Un long poème qui relève de la fluence, de la mobilité dynamique d’une écriture du débit et du départ, de la marche et du voyage. Une œuvre qui invite à sortir de nos rives individuelles, à retrouver les voies perdues du temps, à accompagner rythmiquement l’espace, à le comprendre corporellement et sensuellement à l’instar de ce que fait l’eau dans son perpétuel déploiement. « Le poème est le mimétisme le plus proche de la rivière. Une énergie de mots naît, coule et se perd dans l’océan des rythmes. » En suivant fleuves ou rivières, et plus spécialement les fleuves français qui coulent vers le Nord – le Rhin, l’Escaut, la Meuse – c’est le temps que Jacques Darras aime à remonter, celui de quelques étapes marquantes de son histoire personnelle, comme celui des eaux tumultueuses de l’Histoire et de l’âme humaine. Il le fait en jouant de la puissance réfléchissante de l’eau, et en s’abandonnant à la dérive de la rêverie associative, celle qui tisse des liens emblématiques entre nom et lieu comme entre l’être et le monde.
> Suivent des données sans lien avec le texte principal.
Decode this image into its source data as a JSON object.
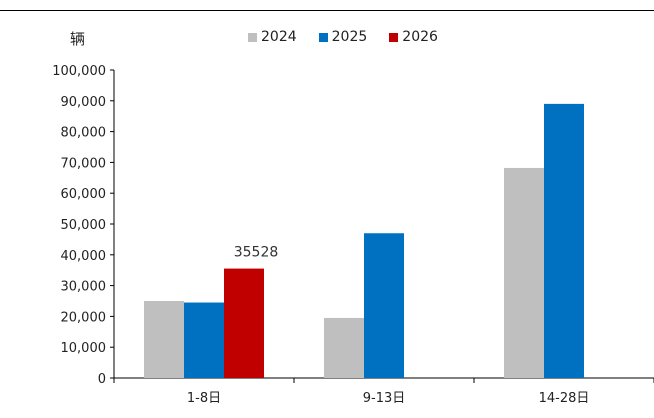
{
  "chart_data": {
    "type": "bar",
    "unit_label": "辆",
    "categories": [
      "1-8日",
      "9-13日",
      "14-28日"
    ],
    "series": [
      {
        "name": "2024",
        "color": "#bfbfbf",
        "values": [
          25000,
          19500,
          68200
        ]
      },
      {
        "name": "2025",
        "color": "#0070c0",
        "values": [
          24500,
          47000,
          89000
        ]
      },
      {
        "name": "2026",
        "color": "#c00000",
        "values": [
          35528,
          null,
          null
        ]
      }
    ],
    "ylim": [
      0,
      100000
    ],
    "yticks": [
      "0",
      "10,000",
      "20,000",
      "30,000",
      "40,000",
      "50,000",
      "60,000",
      "70,000",
      "80,000",
      "90,000",
      "100,000"
    ],
    "annotations": [
      {
        "series": "2026",
        "category": "1-8日",
        "text": "35528"
      }
    ],
    "legend_position": "top",
    "grid": false
  }
}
Livre donc, fait de pérégrinations conduites par le tracé déambulatoire des cours d’eau, et guidées par les rives sûres et solides de la culture de l’auteur. Il décrit, cite, résume, raconte, se souvient, fait le point et la part des choses. Comme dans un virtuose jeu de miroirs, le passé, l’Histoire, le vécu, la littérature, l’architecture, la peinture se réfléchissent dans la page. Parce qu’ils sont chargés d’Histoire, qu’ils traversent les grandes cités urbaines de l’Europe avec une majesté quasi seigneuriale, le Rhin, la Meuse, l’Escaut sont la source d’un continuum d’images, de paysages, de lieux, de pensées, d’humeurs commandés par ce qui s’offre à l’œil, à l’oreille ou à la réminiscence.
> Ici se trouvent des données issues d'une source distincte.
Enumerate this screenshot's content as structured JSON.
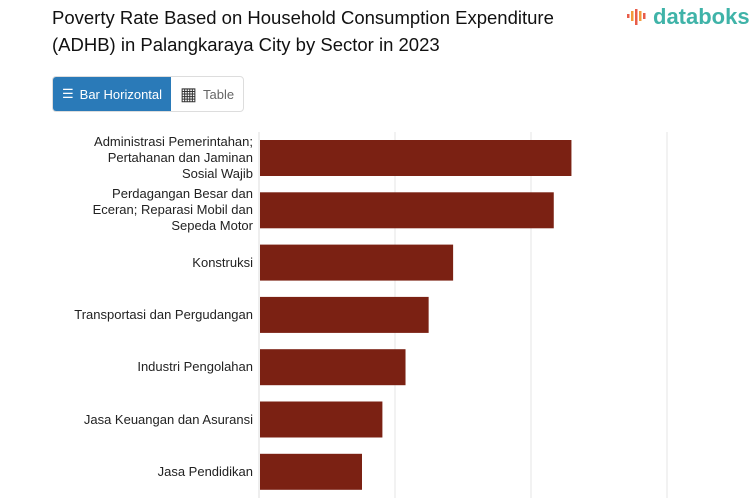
{
  "header": {
    "title": "Poverty Rate Based on Household Consumption Expenditure (ADHB) in Palangkaraya City by Sector in 2023",
    "logo": "databoks"
  },
  "tabs": [
    {
      "label": "Bar Horizontal",
      "icon": "bar-chart-icon",
      "active": true
    },
    {
      "label": "Table",
      "icon": "table-icon",
      "active": false
    }
  ],
  "chart_data": {
    "type": "bar",
    "orientation": "horizontal",
    "title": "Poverty Rate Based on Household Consumption Expenditure (ADHB) in Palangkaraya City by Sector in 2023",
    "categories": [
      "Administrasi Pemerintahan; Pertahanan dan Jaminan Sosial Wajib",
      "Perdagangan Besar dan Eceran; Reparasi Mobil dan Sepeda Motor",
      "Konstruksi",
      "Transportasi dan Pergudangan",
      "Industri Pengolahan",
      "Jasa Keuangan dan Asuransi",
      "Jasa Pendidikan"
    ],
    "values": [
      2.29,
      2.16,
      1.42,
      1.24,
      1.07,
      0.9,
      0.75
    ],
    "xlim": [
      0,
      3.54
    ],
    "grid": true,
    "bar_color": "#7b2113",
    "note": "axis tick labels not shown; values in gridline units"
  }
}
De Gênes à Bruxelles, Anvers et Amsterdam, comme de Rubens à Breughel, Rembrandt, Hals, Spilliaert, Van Gogh ou Ensor, ce sont des paysages, des couleurs, des saveurs, des personnages, des idées, de l’aléatoire qui passent dans la voix. La poésie – ce « transport de la réalité par la voix », ce « glissement des images » – Jacques Darras la contraint à l’accompagner « là où elle se garde bien de porter les pas ». Car c’est un poète qui écrit avec les pieds – « Je marche dans ma parole, m’entendez-vous, je marche dans ma parole. » Un poète qui a inventé le « poème parlé marché », poème total, poème partout allant. « Je marche je parle, je m’arrête, fais passer une colline, un bois dans ma parole… » C’est une vision de l’existence fondée sur la mobilité permanente que porte cette écriture toujours déjà en partance, variant sans cesse sa vitesse d’écriture, inventant une oralité toujours en quête de scansions inédites, d’alliages inouïs de mots et de sons. Écriture polyphonique qui célèbre aussi bien l’huître que la Belgique, la beauté faite femme que la bière. Car Darras refuse de dissocier l’expérimentation des formes et l’expérience de soi. « Je fus eau, colline, humanité tout à la fois, incarnés en un seul. » Une suite de réfléchissements qui est une façon euphorique d’entrer en coprésence, d’éprouver sensuellement notre condition de « fluctuants ».
Richard Blin
La Maye réfléchit, de Jacques Darras
Le Castor astral, 384 pages, 20 €
Poésie Le poète arpenteur
juillet 2020 | Le Matricule des Anges n°215
| par
Richard Blin
Du parlant mouvant, de la prodigalité, la poésie de Jacques Darras, tout en flux et reflets, porte et emporte.
Un livre
Le poète arpenteur
Par
Richard Blin
Le Matricule des Anges n°215
, juillet 2020.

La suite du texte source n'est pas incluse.